One of the things about the hospital that we’re registered at to have the baby is the multitude of “extra” educational offerings they provide. For the past six weeks or so, my wife, Meg, and I have been attending Childbirth Classes at the hospital one night a week, where we’ve learned all about the process of child birth, contractions, etc. Made up of roughly 20 or so other couples, it provided us with the opportunity to take yet another “extra” that we attended this past weekend – Breastfeeding Class.
We’re both very big advocates of breastfeeding our “soon to be,” and I admit, the class made me even moreso, if that’s possible. I know some people will tout how far science has come, but by my humble estimations, there’s only so much that science can replicate in baby formula, and certain things that can only be found in breast milk. These unique characteristics include immunities, anti-allergens and all kinds of other great nutrition that they can’t get elsewhere. So, I’m all for it.
We’ve had people in the family who have had some trouble with breast feeding, and that gave Meg a sense of caution – one of the reasons she wanted to make sure we attended the class. I didn’t mind, as I really want to make it work.
Of course, that’s said as the relationship-half that isn’t going to actually be having a child sucking on its chest, so perhaps I’m out of place with my enthusiasm.
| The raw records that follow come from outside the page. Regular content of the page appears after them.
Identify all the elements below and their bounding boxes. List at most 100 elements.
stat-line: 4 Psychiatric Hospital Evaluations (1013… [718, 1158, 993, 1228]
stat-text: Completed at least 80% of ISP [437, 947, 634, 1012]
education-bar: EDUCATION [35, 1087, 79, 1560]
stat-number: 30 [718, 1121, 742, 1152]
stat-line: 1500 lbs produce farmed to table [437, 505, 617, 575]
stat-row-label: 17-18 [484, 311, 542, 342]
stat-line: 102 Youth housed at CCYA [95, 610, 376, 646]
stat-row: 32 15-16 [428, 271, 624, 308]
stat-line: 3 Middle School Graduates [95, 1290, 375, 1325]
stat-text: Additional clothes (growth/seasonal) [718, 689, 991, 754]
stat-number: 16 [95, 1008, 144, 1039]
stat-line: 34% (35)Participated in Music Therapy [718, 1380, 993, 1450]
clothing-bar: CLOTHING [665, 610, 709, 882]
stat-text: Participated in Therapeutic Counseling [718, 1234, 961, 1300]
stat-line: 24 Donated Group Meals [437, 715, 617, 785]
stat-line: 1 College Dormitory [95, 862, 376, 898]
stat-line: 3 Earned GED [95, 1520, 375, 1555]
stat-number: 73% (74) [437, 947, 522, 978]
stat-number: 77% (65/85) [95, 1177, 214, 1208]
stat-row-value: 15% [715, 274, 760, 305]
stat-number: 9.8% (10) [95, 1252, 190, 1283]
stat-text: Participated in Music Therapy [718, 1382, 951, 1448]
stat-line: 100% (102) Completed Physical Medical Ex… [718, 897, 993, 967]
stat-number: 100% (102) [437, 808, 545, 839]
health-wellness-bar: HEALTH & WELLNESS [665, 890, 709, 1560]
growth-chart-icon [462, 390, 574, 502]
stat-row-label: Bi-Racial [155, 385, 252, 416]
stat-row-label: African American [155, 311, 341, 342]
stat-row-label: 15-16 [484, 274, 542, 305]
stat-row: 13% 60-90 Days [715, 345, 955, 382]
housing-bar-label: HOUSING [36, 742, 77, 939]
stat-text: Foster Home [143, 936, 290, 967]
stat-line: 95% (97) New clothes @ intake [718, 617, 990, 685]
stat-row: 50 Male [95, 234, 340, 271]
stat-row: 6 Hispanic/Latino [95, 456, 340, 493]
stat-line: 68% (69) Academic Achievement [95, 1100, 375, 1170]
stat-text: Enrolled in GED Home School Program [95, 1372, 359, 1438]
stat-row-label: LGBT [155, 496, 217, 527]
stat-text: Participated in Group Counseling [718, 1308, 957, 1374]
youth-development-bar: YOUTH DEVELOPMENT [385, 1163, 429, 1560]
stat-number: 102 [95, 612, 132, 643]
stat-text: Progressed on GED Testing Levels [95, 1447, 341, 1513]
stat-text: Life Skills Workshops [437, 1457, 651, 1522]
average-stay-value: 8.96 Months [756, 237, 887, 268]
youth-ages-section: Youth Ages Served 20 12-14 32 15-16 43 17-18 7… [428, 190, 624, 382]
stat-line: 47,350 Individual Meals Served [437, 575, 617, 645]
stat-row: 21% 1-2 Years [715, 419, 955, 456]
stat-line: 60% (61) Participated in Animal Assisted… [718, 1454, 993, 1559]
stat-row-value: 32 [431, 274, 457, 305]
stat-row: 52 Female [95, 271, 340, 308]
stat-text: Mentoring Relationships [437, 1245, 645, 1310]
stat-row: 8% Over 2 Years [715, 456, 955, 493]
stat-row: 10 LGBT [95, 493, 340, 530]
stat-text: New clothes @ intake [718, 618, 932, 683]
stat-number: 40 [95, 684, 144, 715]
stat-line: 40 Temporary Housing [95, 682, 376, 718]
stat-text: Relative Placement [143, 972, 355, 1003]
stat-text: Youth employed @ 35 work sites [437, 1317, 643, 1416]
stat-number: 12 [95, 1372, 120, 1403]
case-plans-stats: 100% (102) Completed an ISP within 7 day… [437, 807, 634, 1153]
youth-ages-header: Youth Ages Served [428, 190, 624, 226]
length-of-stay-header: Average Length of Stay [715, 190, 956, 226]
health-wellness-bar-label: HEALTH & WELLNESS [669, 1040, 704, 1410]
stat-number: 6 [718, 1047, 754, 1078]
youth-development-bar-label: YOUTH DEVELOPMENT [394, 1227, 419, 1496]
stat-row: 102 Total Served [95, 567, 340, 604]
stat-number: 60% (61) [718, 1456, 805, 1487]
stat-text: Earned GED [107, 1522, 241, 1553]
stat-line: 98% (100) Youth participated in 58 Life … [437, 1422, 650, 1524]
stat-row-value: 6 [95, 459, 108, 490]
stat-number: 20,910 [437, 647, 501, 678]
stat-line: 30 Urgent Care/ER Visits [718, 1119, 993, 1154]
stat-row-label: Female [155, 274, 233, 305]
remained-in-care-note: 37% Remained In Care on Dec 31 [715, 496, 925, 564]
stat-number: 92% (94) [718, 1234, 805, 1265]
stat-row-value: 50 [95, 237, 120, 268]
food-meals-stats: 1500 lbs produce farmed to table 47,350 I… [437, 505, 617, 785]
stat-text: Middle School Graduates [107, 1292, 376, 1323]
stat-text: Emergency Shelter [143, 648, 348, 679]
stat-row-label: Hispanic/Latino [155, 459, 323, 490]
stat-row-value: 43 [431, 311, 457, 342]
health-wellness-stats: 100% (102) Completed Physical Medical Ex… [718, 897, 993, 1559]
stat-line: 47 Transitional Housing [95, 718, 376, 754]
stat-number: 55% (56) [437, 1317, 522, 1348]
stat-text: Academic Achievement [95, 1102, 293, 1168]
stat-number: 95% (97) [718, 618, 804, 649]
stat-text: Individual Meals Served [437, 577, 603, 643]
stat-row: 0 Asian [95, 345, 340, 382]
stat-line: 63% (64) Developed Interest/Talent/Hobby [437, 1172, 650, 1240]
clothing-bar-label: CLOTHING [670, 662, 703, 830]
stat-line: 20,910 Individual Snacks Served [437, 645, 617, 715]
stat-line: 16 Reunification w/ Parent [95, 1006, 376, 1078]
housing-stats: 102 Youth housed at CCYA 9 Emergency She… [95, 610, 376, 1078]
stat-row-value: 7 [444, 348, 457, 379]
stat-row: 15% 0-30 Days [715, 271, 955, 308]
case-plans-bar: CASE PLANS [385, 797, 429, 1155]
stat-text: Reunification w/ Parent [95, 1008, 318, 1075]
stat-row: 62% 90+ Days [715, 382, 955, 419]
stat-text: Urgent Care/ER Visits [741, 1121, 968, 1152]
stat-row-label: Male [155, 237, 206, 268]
While I found the class informative, it also was a bit daunting. Between the video that shows you all the problems that may arise for you to troubleshoot, to the intense “lactation specialist,” it can feel a little stressful and could easily push some people off of the whole concept all together.
That is the slippery slope, I think. Here’s why…
One of the things they press upon you in this breastfeeding education is that a child has to latch on and breastfeed within the first two hours of their birth. It’s crucial. Introducing a bottle at any point in the first few weeks can kill the entire process of breastfeeding.
But when a mother is feeling scared, and a specialist, nurse, whomever, is so intense that they enhance those fears, it can often lead to some difficulties for both mother and child. It’s pretty detrimental to what a lactation specialist is trying to accomplish in the first place, wouldn’t you think? So the key is calm. Calm. Calm. Calm.
That’s where I, as the spouse, realize my place. I can not offer the physical nutrients that the child needs, but what I can offer is support to Meg, and to the baby as we head into this venture together. Yes. All three of us. The baby may be latching on, but we’re a family, and we’ll get through it all together, even this.
As I sat in the breastfeeding class, I could not help but notice that I was one of only a few spouses that were in attendance. What’s more, directly across from us at another table was a woman who was very eager to try this when her baby is born, and next to her was her spouse or boyfriend, who at first was sleeping during the class (very blatantly), and then got up and left, leaving her on her own until class had ended.
I felt terrible for her. Here we are, learning how important support of the spouse is to a mother who is trying to breastfeed, and this guy can’t even sit through a class with her. I just felt bad.
So, husbands to be, I say to you this – don’t brush off the idea of breastfeeding, and don’t be so quick to hand over a bottle if they haven’t latched on right away. Stick it out, it can happen, and you can help – simply by being there, being supportive, and being the partner that you’re significant other needs you to be, for her sake and the sake of your baby.